In many respects employers are not solely concerned with only those conditions that are directly caused by work, but do want their occupational health staff to help address any health related problems that may arise that might influence the employees attendance or effectiveness at work, and many employees appreciate this level of help being provided to them at the workplace because it is so convenient for them. In particular the development of health care services to men at work, younger populations and those from ethnic groups can be most effective in reaching these sometimes difficult to reach populations.

Research and the use of evidence based practice

In addition to utilizing information and knowledge produced by research in various fields to help activities that relate to the occupational health component of their role, occupational health nurses will also utilize fully research information available from many fields to help support the general health of the working population.

Specialist

Occupational health policy, and practice development, implementation and evaluation

The specialist occupational health nurse may be involved, with senior management in the company, in developing the workplace health insurance coverage and strategy including aspects of occupational health, workplace health promotion and environmental health management. The OH nurse is in a good position to advise management on the implementation, monitoring and evaluation of workplace health management strategies and to participate fully in each of these stages. Possibility to perform that role will depend upon level of nurse education, skills and experience.

Occupational health assessment

OHA’s can enjoy an essential role in health assessment for fitness to work, pre-employment or pre-placement examinations, periodic health examinations and individual health assessments for lifestyle risk factors.

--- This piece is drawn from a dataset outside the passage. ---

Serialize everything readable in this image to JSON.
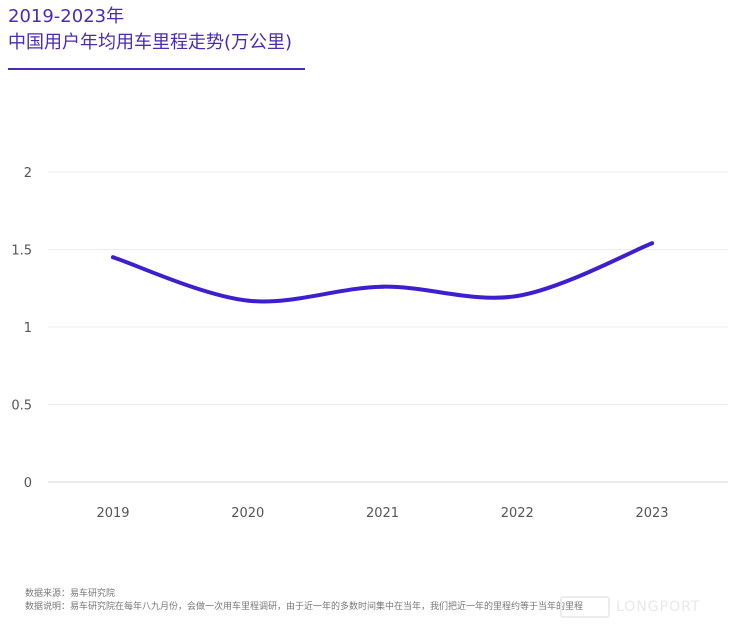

Collaboration with occupational physician may be necessary in many instances, depending upon exiting legislation and accepted practice. The nurse can also play an important role in the workplace where informal requests for information, advice on health care matters and health related problems come to light. That nurse is able to observe the individual or group of workers in relation to exposure to a particular hazard and initiate appropriate targeted health assessment where necessary. These activities are often, but not exclusively, undertaken in conjunction with the medical adviser so that where problems are identified a safe system for onward referral exists.

Health surveillance

Where workers are exposed to a degree of residual risk of exposure and health surveillance is required for legal reasons the OHA will be involved in undertaking routine health surveillance procedures, periodic health assessment and in evaluating the results from such screening processes. The nurse will need a high degree of clinical skill when undertaking health surveillance and maintain a high degree of alertness to any abnormal findings. Early referral to an occupational health physician or other appropriate specialist will be the responsibility of the occupational health nurse the place any abnormality is detected. The nurse will be involved in supporting the worker throughout any further examination or investigation, and may help to monitor their health on return to work. Once alerted to the possibility of an adverse health effect the occupational health nurse is in a good position to co-ordinate efforts to re-evaluate working practices in order to help protect others who may be similarly affected.